Payah makes a surprising discovery, and takes on a responsibility that becomes almost too much for her to bear. She befriends a run-away and keeps him hidden. She also learns the reason behind her great-aunt's constant bad temper.

=== Precious Jade and Turnip Head ===
Payah and her best friend, Usun, celebrate Chinese New Year with their classmate, Precious Jade, down in Kampung, China and learn why Precious Jade's little brother is called Turnip Head.

Four Eyes, a little orphan Penan boy, whom Payah had befriended and is now in the care of Payah's great-aunt, Uku Nyalo, is Turnip Head's best friend.

As one of Uku Nyalo's hens disappears, Payah senses trouble brewing. While everyone seems to develop a laissez-faire attitude towards the disappearance of Uku Nyalo's best chicken layer, Uku Nyalo herself sets out to investigate, leaving no stone unturned.

Meanwhile, Payah has learnt that Four Eyes and Turnip Head are behind the disappearance of Uku Nyalo's chicken layer. Out of fear that Four Eyes would be banished from her longhouse she tries to hinder her great-aunt's investigation.

However even Payah cannot out-fox Uku Nyalo, whose unerring instinct leads her to Turnip Head as the main culprit. She demands compensation from Turnip Head's great-grandmother who is famous up and down Belaga for her legendary White Leghorns that are capable of laying up to 300 eggs a year.

But Turnip Head's great-grandmother is as wily as they come. She sees her chance in getting rid of her fattest (and laziest) Leghorn. However, she does not come unscathed out of this confrontation, nor do Four Eyes or Turnip Head.

=== Nonah, or The Ghost of Gunung Mulu ===
Nonah, from the tiny fishing village of Santubong on the west coast of Sarawak, joins her parents where they are teaching in a school deep in the rainforest.

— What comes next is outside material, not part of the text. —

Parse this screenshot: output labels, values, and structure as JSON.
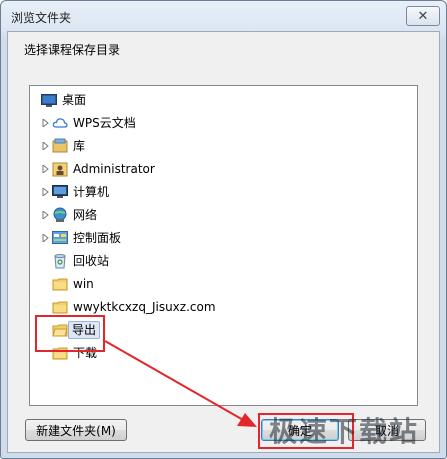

Nonah is not only homesick for her coastal homeland, she is also a very shy girl. But she soon loses her shyness once she is befriended by Payah and her friends, Usun and Precious Jade, for whom shyness is an alien word.

They write a story winning them a trip to Sarawak's loveliest of National Parks – Gunung Mulu.

The journey to Gunung Mulu National Park involves crossing rapids and, for the girls, exciting plane rides. In Gunung Mulu National Park they uncover a plot to steal very rare orchids.

=== Jump, Bilun Jump ===
Jump Bilun Jump! is a theatre play written by Margaret Lim.
Spider-bird, charged with a message to invite Bilun to a birthday party, is distracted by sights of his favourite foods, spiders and flowers full of nectar, while on the way. He arrives with his message, allowing Bilun little time to get to the party on time.

Bilun is naturally annoyed with Spider-bird, whose wounded feelings have to be soothed first before Bilun can begin his dangerous journey to Long Lama where his brother mouse deer is holding the birthday party.
Then Bilun has to convince the King of the upriver crocodiles to line up his crocodile subjects all the way down to Long Lama, so that Bilun can count them. If there are more upriver crocodiles than estuarine crocodiles, the King of the upriver crocodiles will be the undisputed king of all crocodiles.

While Bilun is fixed on getting down to Long Lama before the sun goes down, King Croc is fixed on having Bilun as his supper before sunset. Bilun has to be on his toes if he has to outwit King Croc who seems to be smarter than Bilun thinks he is.